Quando o pequeno reino da família se vê assaltado por uma realidade imprevista e dura, como o diagnóstico de um Transtorno do Espectro Autista, o que se esperaria é que todos os seus pilares se firmassem. Contudo, para inúmeras mães em Minas Gerais, a realidade é outra: um fardo pesado de solidão, sobrecarga física e emocional, e a amarga sensação de abandono. Os relatos de Bárbara, Marta e Bianca, que viram seus casamentos estremecerem e suas vidas profissionais suspensas para dedicar-se ao cuidado quase ininterrupto de seus filhos, são um grito eloquente que a sociedade não pode ignorar.
Os dados do IBGE, que apontam mais de 228 mil pessoas com TEA em Minas, com um terço delas na infância, não são meros números; são famílias inteiras a recalcular suas rotas, a refazer seus planos. O que se ouve nos consultórios, como atesta a psicóloga Andressa Antunes, é que o diagnóstico de TEA é, de fato, um diagnóstico para a família, que demanda sacrifícios financeiros, tempo e uma resiliência diária que testam os limites da alma. É neste ponto que a figura paterna surge, na reportagem, muitas vezes pelo viés da ausência, do negacionismo ou do apoio meramente financeiro, uma chaga que o defensor público Estevão Machado traduz na assombrosa cifra de “99%” das mães procurando ajuda sozinhas. A Lei 15.240, que penaliza o abandono afetivo, é um reflexo legal dessa dor, um apelo à justiça onde a caridade foi falha.
No entanto, por mais legítima e urgente que seja a denúncia da sobrecarga materna e do abandono, a reta razão exige que olhemos para o problema em sua plenitude, evitando a tentação de soluções que, de tão focadas na punição, obscurecem a complexidade de uma crise que é tanto individual quanto sistêmica. A família, como nos ensinou Leão XIII, é uma sociedade natural anterior ao Estado, e seus laços de dever e amor são a primeira fortaleza de uma civilização. O abandono de um filho em necessidade, seja por negação do problema, por omissão no cuidado ou pela recusa de participação afetiva e material, é uma grave violação da justiça parental e conjugal, que atinge o coração da dignidade da pessoa humana da criança e do seu cuidador principal.
Mas não basta apontar o dedo. O diagnóstico de TEA é, para ambos os pais, um momento de luto e de reconfiguração de expectativas. O pai que se ausenta, muitas vezes, não o faz por maldade pura, mas por imaturidade, por incapacidade de lidar com a dor, o estigma ou a pressão econômica que recai sobre ele como provedor. Reduzir a questão à mera culpabilização individual, sem considerar o contexto maior, é um simplismo que falha à caridade e à veracidade. A sobrecarga da mãe é também um sintoma de uma sociedade que não oferece um tecido de apoio social robusto, que desvaloriza o trabalho de cuidado e que negligencia a infraestrutura para pessoas com deficiência, especialmente na fase adulta, como bem observado pelo defensor.

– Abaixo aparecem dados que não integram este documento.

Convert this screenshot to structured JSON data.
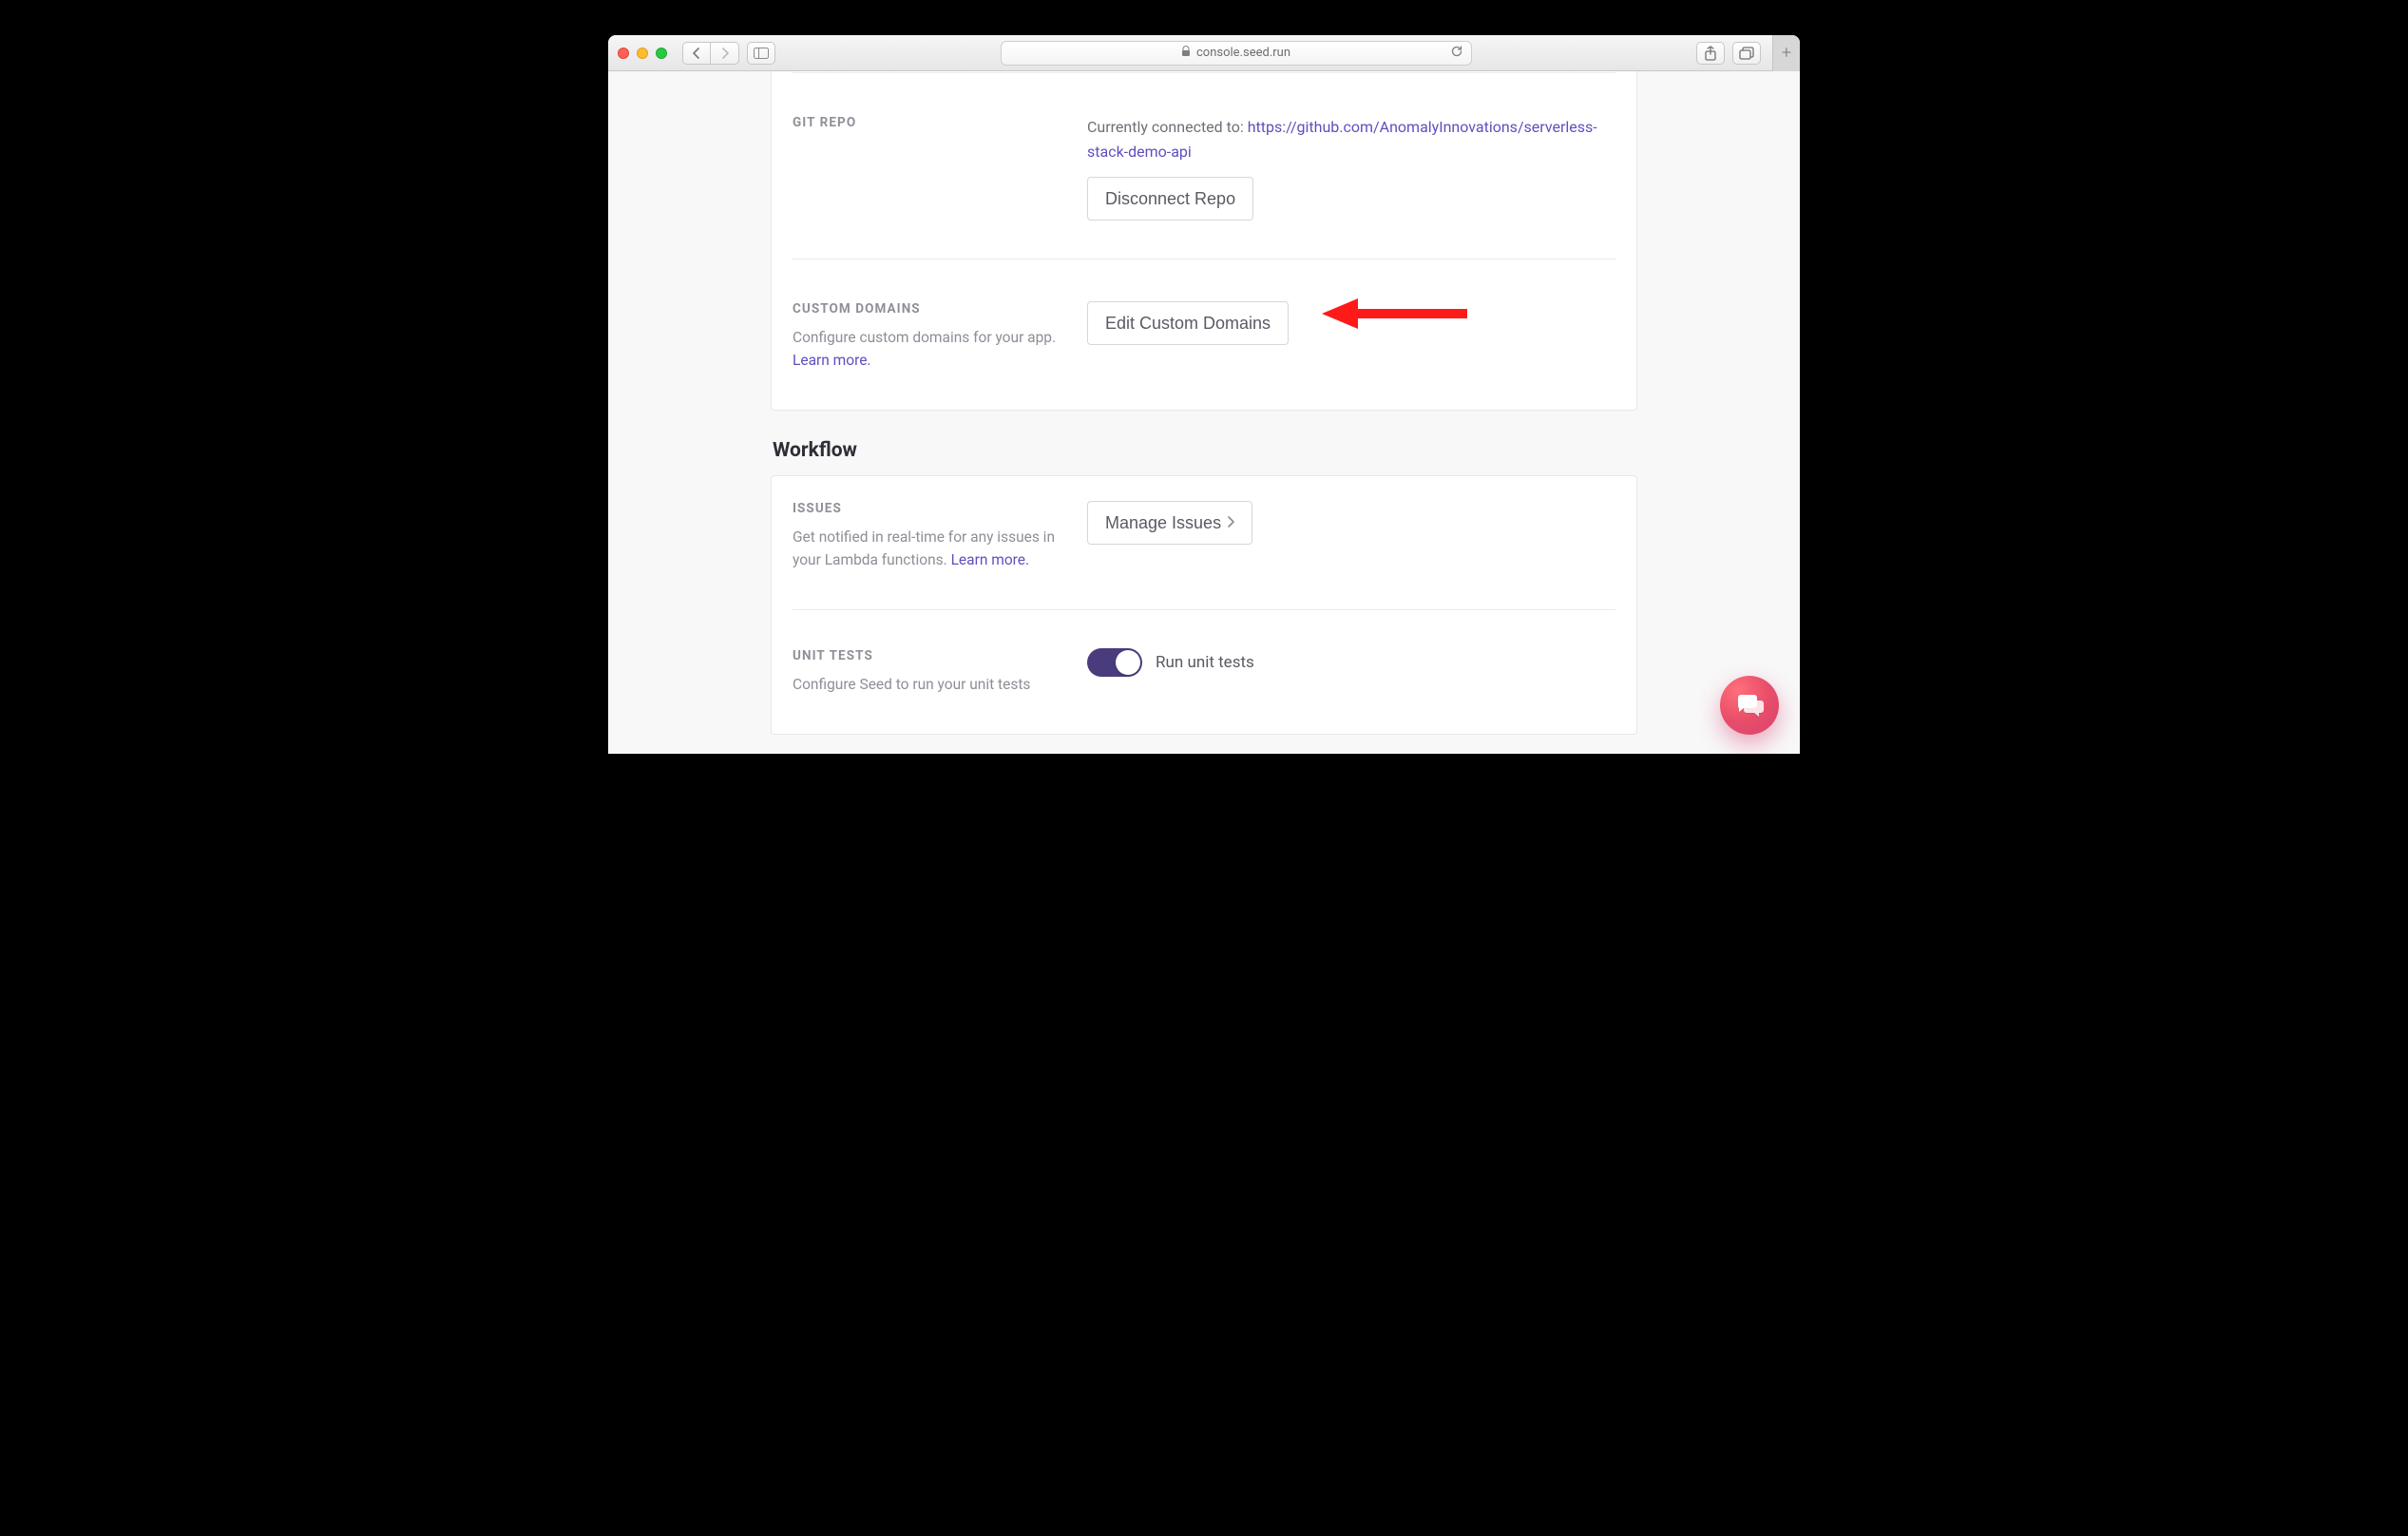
{
  "browser": {
    "url_display": "console.seed.run"
  },
  "gitRepo": {
    "title": "GIT REPO",
    "connected_prefix": "Currently connected to: ",
    "repo_url": "https://github.com/AnomalyInnovations/serverless-stack-demo-api",
    "disconnect_label": "Disconnect Repo"
  },
  "customDomains": {
    "title": "CUSTOM DOMAINS",
    "desc_prefix": "Configure custom domains for your app. ",
    "learn_more": "Learn more.",
    "edit_label": "Edit Custom Domains"
  },
  "workflow": {
    "heading": "Workflow"
  },
  "issues": {
    "title": "ISSUES",
    "desc_prefix": "Get notified in real-time for any issues in your Lambda functions. ",
    "learn_more": "Learn more.",
    "manage_label": "Manage Issues"
  },
  "unitTests": {
    "title": "UNIT TESTS",
    "desc": "Configure Seed to run your unit tests",
    "toggle_label": "Run unit tests",
    "enabled": true
  }
}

É aqui que os princípios da subsidiariedade e da justiça social, tão caros a Pio XI, se impõem. As iniciativas governamentais, como os protocolos da Prefeitura de Belo Horizonte e a Carteira de Identificação da Pessoa com TEA, são passos necessários, mas não suficientes. Não se trata apenas de oferecer serviços, mas de fortalecer os “corpos intermediários” — as associações de pais, as comunidades, as igrejas — para que possam atuar como redes de suporte mútuo, oferecendo não apenas terapia, mas também formação para pais, grupos de apoio para homens e, acima de tudo, um sentido de pertencimento e esperança. A justiça exige uma partilha equitativa dos encargos, e a caridade clama por um amor que eduque, capacite e integre a todos os membros da família, reerguendo seus pilares abalados.

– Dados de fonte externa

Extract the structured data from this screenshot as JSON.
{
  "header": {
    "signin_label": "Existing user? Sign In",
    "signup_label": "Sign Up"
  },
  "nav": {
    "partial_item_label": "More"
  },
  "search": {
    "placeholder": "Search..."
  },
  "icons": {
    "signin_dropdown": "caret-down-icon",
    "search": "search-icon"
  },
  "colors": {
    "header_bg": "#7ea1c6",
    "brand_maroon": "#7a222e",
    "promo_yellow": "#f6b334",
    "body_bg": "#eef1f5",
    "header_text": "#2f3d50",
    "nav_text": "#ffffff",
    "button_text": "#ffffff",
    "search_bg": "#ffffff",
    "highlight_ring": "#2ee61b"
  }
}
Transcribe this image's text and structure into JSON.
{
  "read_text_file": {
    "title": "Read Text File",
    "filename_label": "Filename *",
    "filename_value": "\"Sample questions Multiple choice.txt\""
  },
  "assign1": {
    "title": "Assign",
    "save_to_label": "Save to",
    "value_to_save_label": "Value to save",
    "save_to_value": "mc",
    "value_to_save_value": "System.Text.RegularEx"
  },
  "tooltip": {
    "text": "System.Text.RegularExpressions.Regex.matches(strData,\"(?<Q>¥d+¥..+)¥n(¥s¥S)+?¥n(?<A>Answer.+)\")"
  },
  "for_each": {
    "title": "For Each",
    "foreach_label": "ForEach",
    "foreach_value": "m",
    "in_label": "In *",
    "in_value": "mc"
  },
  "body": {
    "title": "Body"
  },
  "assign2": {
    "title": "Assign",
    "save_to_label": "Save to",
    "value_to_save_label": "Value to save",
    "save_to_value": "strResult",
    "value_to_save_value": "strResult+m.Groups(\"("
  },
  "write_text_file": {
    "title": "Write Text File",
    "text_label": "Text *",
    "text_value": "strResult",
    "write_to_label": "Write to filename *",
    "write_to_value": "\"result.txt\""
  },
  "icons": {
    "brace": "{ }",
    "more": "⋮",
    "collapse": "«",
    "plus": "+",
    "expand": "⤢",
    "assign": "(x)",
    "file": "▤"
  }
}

A sanidade, para Chesterton, muitas vezes reside em defender o óbvio: a família, o lar, o pequeno reino que cada um de nós deveria construir e proteger. É preciso mais que a espada da lei para cortar o nó da solidão e do abandono. É preciso a teia da solidariedade, a mão estendida de um programa que olhe para a família como um todo, oferecendo-lhe os meios para enfrentar a jornada. A verdadeira luta não é só contra a ausência de um pai, mas pela presença restauradora de uma comunidade que compreende que a força de um povo se mede pela forma como protege e integra os seus mais vulneráveis, desde a primeira casa que habitam.

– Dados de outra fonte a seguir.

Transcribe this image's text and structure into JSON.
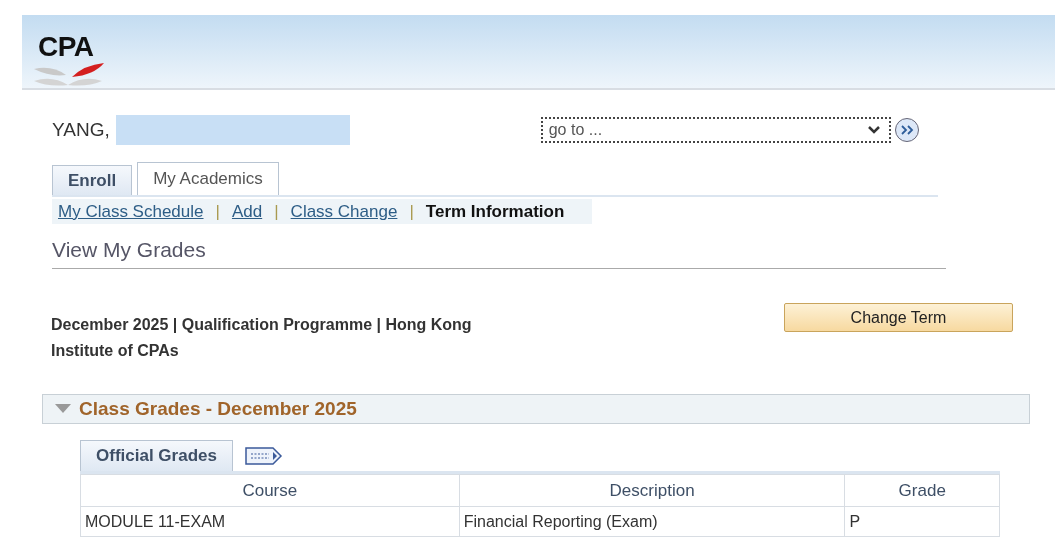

A dignidade da criança com TEA e o sofrimento de sua mãe exigem, portanto, um compromisso que vá além da retórica e da simples penalização. Requer a reconstrução de uma cultura de cuidado, a promoção de uma responsabilidade compartilhada e a ação concreta para que nenhum lar se torne uma ilha de desespero, mas um farol de vida e esperança.